Page 56 of Days You Were Mine

I read the tag:For you, Alice, with all my love.

Inside there’s a framed photograph, an instant bullet to the heart. It is a school portrait of Jake aged nine or ten, a beautiful boy with short hair and solemn eyes. He is wearing a grey V-necked jumper, a white shirt and red and grey striped tie, and the thing that strikes me most about this picture, this textbook, cheesy school picture, is his refusal to smile.

‘I found this photo and thought you might like it. I know you’re curious about when I was a kid.’ He leans forward to kiss my face.

‘I love it. You’re so handsome,’ I say, looking at the photo. ‘But you don’t look very happy.’

‘Well I wasn’t.’

He gets up from the sofa and starts pacing around our tiny sitting room. I can hear the breaths he is taking, deep and longer than usual. My heart clenches in empathetic distress.

‘My grandfather was into punishment. I think we can safely say he was a sadist. There were the regular beatings – he broke my ribs once – and there was the locking me out of the house in the middle of winter. I slept – or rather didn’t sleep – in the car. But the thing that made me miserable was the way he talked about me, as if I was disgusting, the lowest form of species, corrupt, sinful, all of that. I was illegitimate, you see, which made me flawed and unlovable, beyond redemption. When I was young, it was difficult not to believe him. Sometimes it still is. Sometimes his is the only voice I can hear.’
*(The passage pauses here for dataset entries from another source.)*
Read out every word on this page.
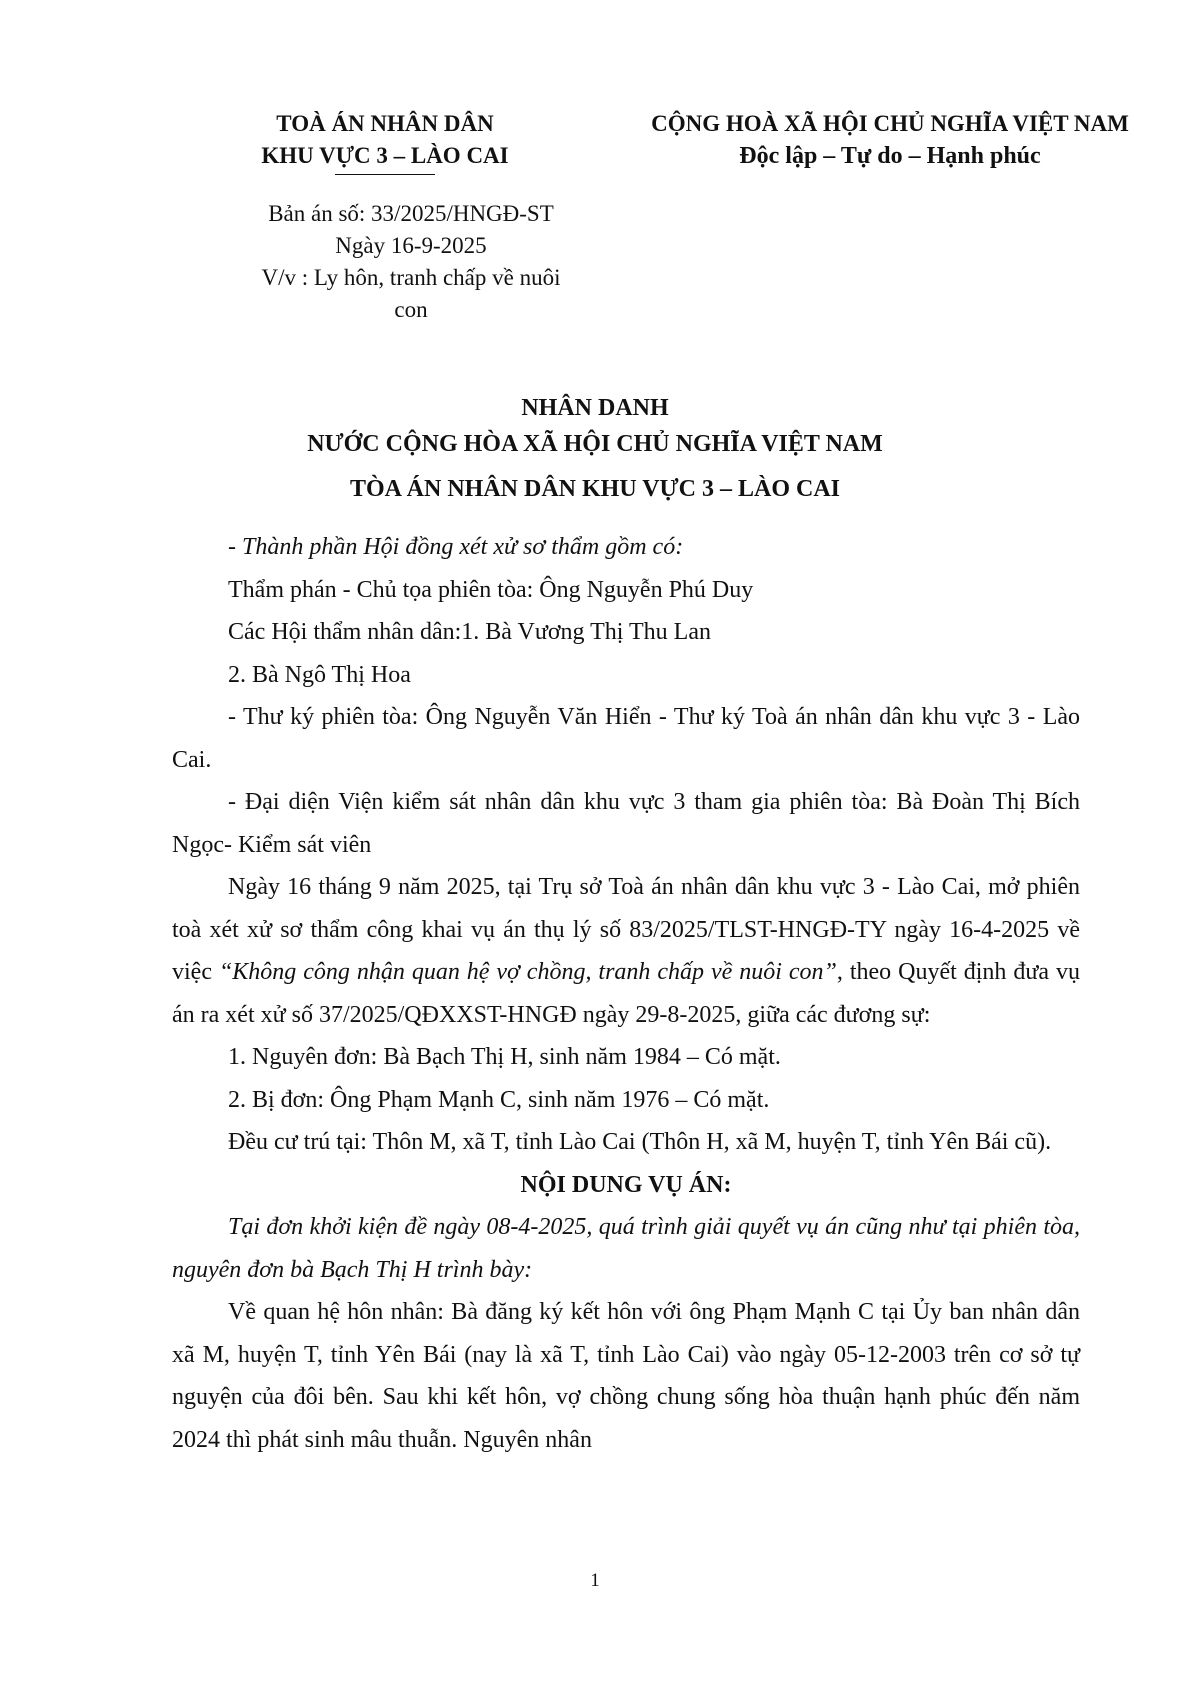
TOÀ ÁN NHÂN DÂN
KHU VỰC 3 – LÀO CAI
CỘNG HOÀ XÃ HỘI CHỦ NGHĨA VIỆT NAM
Độc lập – Tự do – Hạnh phúc
Bản án số: 33/2025/HNGĐ-ST
Ngày 16-9-2025
V/v : Ly hôn, tranh chấp về nuôi
con
NHÂN DANH
NƯỚC CỘNG HÒA XÃ HỘI CHỦ NGHĨA VIỆT NAM
TÒA ÁN NHÂN DÂN KHU VỰC 3 – LÀO CAI

- Thành phần Hội đồng xét xử sơ thẩm gồm có:

Thẩm phán - Chủ tọa phiên tòa: Ông Nguyễn Phú Duy

Các Hội thẩm nhân dân:1. Bà Vương Thị Thu Lan

2. Bà Ngô Thị Hoa

- Thư ký phiên tòa: Ông Nguyễn Văn Hiển - Thư ký Toà án nhân dân khu vực 3 - Lào Cai.

- Đại diện Viện kiểm sát nhân dân khu vực 3 tham gia phiên tòa: Bà Đoàn Thị Bích Ngọc- Kiểm sát viên

Ngày 16 tháng 9 năm 2025, tại Trụ sở Toà án nhân dân khu vực 3 - Lào Cai, mở phiên toà xét xử sơ thẩm công khai vụ án thụ lý số 83/2025/TLST-HNGĐ-TY ngày 16-4-2025 về việc “Không công nhận quan hệ vợ chồng, tranh chấp về nuôi con”, theo Quyết định đưa vụ án ra xét xử số 37/2025/QĐXXST-HNGĐ ngày 29-8-2025, giữa các đương sự:

1. Nguyên đơn: Bà Bạch Thị H, sinh năm 1984 – Có mặt.

2. Bị đơn: Ông Phạm Mạnh C, sinh năm 1976 – Có mặt.

Đều cư trú tại: Thôn M, xã T, tỉnh Lào Cai (Thôn H, xã M, huyện T, tỉnh Yên Bái cũ).

NỘI DUNG VỤ ÁN:

Tại đơn khởi kiện đề ngày 08-4-2025, quá trình giải quyết vụ án cũng như tại phiên tòa, nguyên đơn bà Bạch Thị H trình bày:

Về quan hệ hôn nhân: Bà đăng ký kết hôn với ông Phạm Mạnh C tại Ủy ban nhân dân xã M, huyện T, tỉnh Yên Bái (nay là xã T, tỉnh Lào Cai) vào ngày 05-12-2003 trên cơ sở tự nguyện của đôi bên. Sau khi kết hôn, vợ chồng chung sống hòa thuận hạnh phúc đến năm 2024 thì phát sinh mâu thuẫn. Nguyên nhân

1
I am crying as I stand up and walk over to him.

‘Is that why you …?’ I leave the rest unsaid.

‘Yes. He made me feel worthless. That life wasn’t worth living. And it’s hard to shake that feeling sometimes.’

‘Oh Jake, I can’t bear it for you.’

My arms are wrapped around him, my face pressed against his chest. I hate the factualness of his voice. When he states these feelings, it’s as if he believes they are true. For the past year I’ve longed to understand his demons; I’ve thought, naïvely, that I could help him overcome them. Now I am beginning to understand how deep-rooted his self-loathing is; I’m not sure the baby and I will be enough to fix it.

‘Please don’t cry. I hate you being upset. Can we talk about something else now?’

‘Why didn’t your mother help?’

‘I suppose she was a bit frightened of my grandfather; she must have known how violent he could be. But I think she was so committed to her quest for freedom, she didn’t care about anything else. And then she met someone and she wanted to start over. And that meant leaving me behind. I just wish she’d had me adopted. I used to dream about it sometimes, this wonderful older couple turning up to take me away. I’d imagine their house, an old ramshackle farmhouse with a huge garden and lots of animals, ponies and dogs and cats.’

‘You honestly think it would have been better to be adopted?’

‘Of course it would. It was just me on my own dealing with my grandfather’s rages, and this went on for years, all the way through my childhood. But you know what that’s like. An only child, with no other siblings to take the edge off.’

‘Sometimes I think I hate my mother more than my father, for not standing up to him. Never trying to protect me.’

‘We are exactly the same, you and I. But it’s the thing that brought us together. You and me, that’s the silver lining.’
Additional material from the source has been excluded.